Teams focused most of their energies on the grit and neglect of the northern riverfront — and the impoverished North neighborhoods nearby, which have been severed from the Mississippi by crumbling industrial sites and highway I-94.
“The current situation is disheartening,” said Chris Reed, who presented for Stoss Landscape Urbanism, a Boston-based firm.
Reed’s team, a three-city coalition of professionals from Boston, Minneapolis, and Los Angeles, proposed covering the highway with a retail distribution center and parking structure. The structure’s green roof would serve as a bridge connecting North’s urban areas to the riverfront, where refashioned barges would provide a community swimming pool and a floating amphitheater for performances.
TLS/KVA, a team based in Berkeley, Calif., wanted to cover I-94 with a land bridge, connecting Farview Park, at 26th and Lyndale Avenues North, to the river. The bridge would consist of “a great plane of green” stepping down from the city’s historic highest point: farmers markets and greenhouses, urban farms, a waterfront plaza and an amphitheater.
Principal Tom Leader proposed wetlands and an aquatic garden just south of the Lowry Avenue Bridge and a great urban beach near the Plymouth Avenue Bridge.
His team also seemed to be the most realistic about the river’s current industrial topography.
“You can’t just move industry somewhere else,” said Sheila Kennedy, a principal of the TLS/KVA team.
The TLS/KVA vision also included molding degraded sediment into earthen beams for bike and pedestrian trails that would stretch over existing barge terminals.

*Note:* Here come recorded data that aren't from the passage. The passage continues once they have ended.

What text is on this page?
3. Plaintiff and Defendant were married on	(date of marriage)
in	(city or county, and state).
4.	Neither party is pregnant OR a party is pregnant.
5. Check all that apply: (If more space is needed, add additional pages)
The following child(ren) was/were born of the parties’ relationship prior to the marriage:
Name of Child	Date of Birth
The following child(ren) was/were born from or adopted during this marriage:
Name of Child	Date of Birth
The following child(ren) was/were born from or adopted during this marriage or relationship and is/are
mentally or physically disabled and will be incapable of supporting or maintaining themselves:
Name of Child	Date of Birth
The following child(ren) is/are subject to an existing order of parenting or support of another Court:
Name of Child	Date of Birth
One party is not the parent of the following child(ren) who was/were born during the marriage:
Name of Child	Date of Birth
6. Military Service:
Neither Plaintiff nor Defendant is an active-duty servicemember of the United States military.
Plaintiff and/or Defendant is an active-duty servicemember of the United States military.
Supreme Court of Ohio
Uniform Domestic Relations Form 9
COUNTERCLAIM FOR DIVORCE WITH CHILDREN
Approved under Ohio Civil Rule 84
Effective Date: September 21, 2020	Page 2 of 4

Turenscape, a Beijing-based firm, solved the Northside problem with a covered pedestrian walkway connecting area schools to the Mississippi. The walkway would create an “education corridor,” where a new community college could be established to provide training for emerging green sector jobs. Turenscape also proposed restoring the Scherer Brothers site, between 8th and 10th Avenues Northeast, converting it into a accessible park with a diverse ecosystem.
Ken Smith Workshop, a New York-based team, proposed repurposing the old salt domes, concrete silos and other industrial structures near the end of Dowling Avenue North, converting them into museum satellites, a camera obscura theater, an eco lab — even an “extreme sports” facility, where neighbors could practice rock climbing and skateboarding.
Each firm prepared a video and related information for its proposal, which can be viewed online at www.minneapolisriverfrontdesigncompetition.com.